John (Jack) R. Vogel, PhD

Dr. Vogel conducts research in empirical asset pricing and behavioral finance, and has published two books and multiple academic articles. His academic background includes experience as an instructor and research assistant at Drexel University in both the Finance and Mathematics departments, as well as a Finance instructor at Villanova University. Dr. Vogel is currently a Managing Member of Alpha Architect, an SEC-Registered Investment Advisor, where he serves as the Chief Financial Officer and Co-Chief Investment Officer. He has a PhD in Finance and a MS in Mathematics from Drexel University, and graduated summa cum laude with a BS in Mathematics and Education from the University of Scranton.

Part One

Understanding Momentum

This book is organized into two parts. Part One sets out the rationale for using momentum as a systematic stock selection tool.

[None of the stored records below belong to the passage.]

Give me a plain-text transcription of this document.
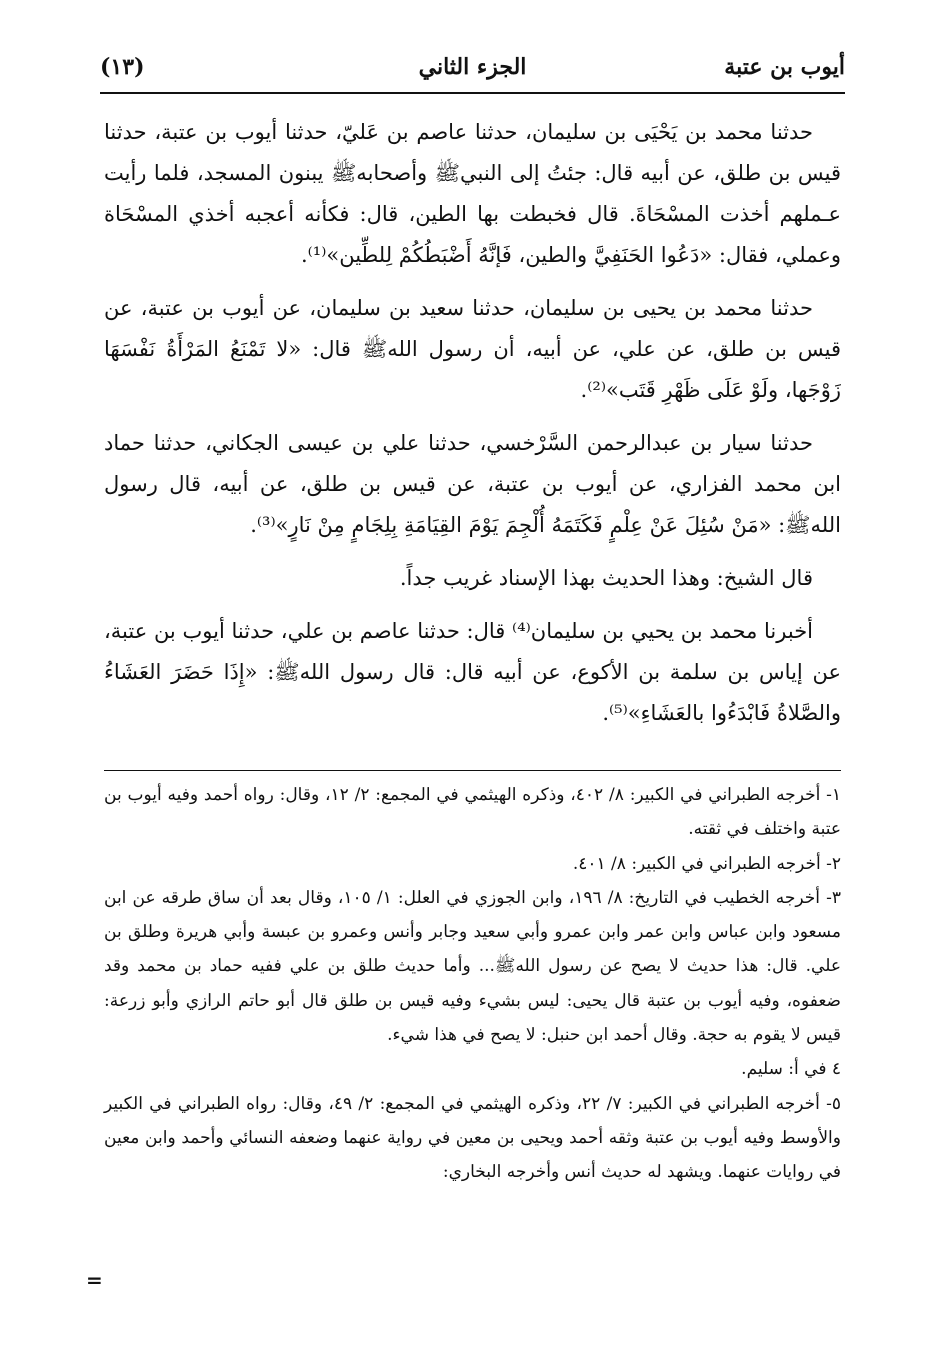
أيوب بن عتبة
الجزء الثاني
(١٣)

حدثنا محمد بن يَحْيَى بن سليمان، حدثنا عاصم بن عَليّ، حدثنا أيوب بن عتبة، حدثنا قيس بن طلق، عن أبيه قال: جئتُ إلى النبيﷺ وأصحابهﷺ يبنون المسجد، فلما رأيت عـملهم أخذت المسْحَاةَ. قال فخبطت بها الطين، قال: فكأنه أعجبه أخذي المسْحَاة وعملي، فقال: «دَعُوا الحَنَفِيَّ والطين، فَإنَّهُ أَضْبَطُكُمْ لِلطِّين»⁽¹⁾.

حدثنا محمد بن يحيى بن سليمان، حدثنا سعيد بن سليمان، عن أيوب بن عتبة، عن قيس بن طلق، عن علي، عن أبيه، أن رسول اللهﷺ قال: «لا تَمْنَعُ المَرْأَةُ نَفْسَهَا زَوْجَها، ولَوْ عَلَى ظَهْرِ قَتَب»⁽²⁾.

حدثنا سيار بن عبدالرحمن السَّرْخسي، حدثنا علي بن عيسى الجكاني، حدثنا حماد ابن محمد الفزاري، عن أيوب بن عتبة، عن قيس بن طلق، عن أبيه، قال رسول اللهﷺ: «مَنْ سُئِلَ عَنْ عِلْمٍ فَكَتَمَهُ أُلْجِمَ يَوْمَ القِيَامَةِ بِلِجَامٍ مِنْ نَارٍ»⁽³⁾.

قال الشيخ: وهذا الحديث بهذا الإسناد غريب جداً.

أخبرنا محمد بن يحيي بن سليمان⁽⁴⁾ قال: حدثنا عاصم بن علي، حدثنا أيوب بن عتبة، عن إياس بن سلمة بن الأكوع، عن أبيه قال: قال رسول اللهﷺ: «إِذَا حَضَرَ العَشَاءُ والصَّلاةُ فَابْدَءُوا بالعَشَاءِ»⁽⁵⁾.

١- أخرجه الطبراني في الكبير: ٨/ ٤٠٢، وذكره الهيثمي في المجمع: ٢/ ١٢، وقال: رواه أحمد وفيه أيوب بن عتبة واختلف في ثقته.

٢- أخرجه الطبراني في الكبير: ٨/ ٤٠١.

٣- أخرجه الخطيب في التاريخ: ٨/ ١٩٦، وابن الجوزي في العلل: ١/ ١٠٥، وقال بعد أن ساق طرقه عن ابن مسعود وابن عباس وابن عمر وابن عمرو وأبي سعيد وجابر وأنس وعمرو بن عبسة وأبي هريرة وطلق بن علي. قال: هذا حديث لا يصح عن رسول اللهﷺ... وأما حديث طلق بن علي ففيه حماد بن محمد وقد ضعفوه، وفيه أيوب بن عتبة قال يحيى: ليس بشيء وفيه قيس بن طلق قال أبو حاتم الرازي وأبو زرعة: قيس لا يقوم به حجة. وقال أحمد ابن حنبل: لا يصح في هذا شيء.

٤ في أ: سليم.

٥- أخرجه الطبراني في الكبير: ٧/ ٢٢، وذكره الهيثمي في المجمع: ٢/ ٤٩، وقال: رواه الطبراني في الكبير والأوسط وفيه أيوب بن عتبة وثقه أحمد ويحيى بن معين في رواية عنهما وضعفه النسائي وأحمد وابن معين في روايات عنهما. ويشهد له حديث أنس وأخرجه البخاري:

=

In Chapter 1, “Less Religion; More Reason,” we provide a discussion of the two dominant investment religions: fundamental and technical. We propose that evidence-based investors consider both approaches. Next, in Chapter 2, “Why Can Active Investment Strategies Work?” we outline our sustainable active investing framework, which helps us identify why a strategy will work over the long haul (i.e., the “edge”). In Chapter 3, “Momentum Investing is Not Growth Investing,” we propose that momentum investing, like value investing, is arguably a sustainable anomaly. Finally, we end Part One with Chapter 4, “Why All Value Investors Need Momentum,” a discussion of the evidence related to momentum investing, which suggests that most investors should at least consider momentum investing when constructing their diversified investment portfolio.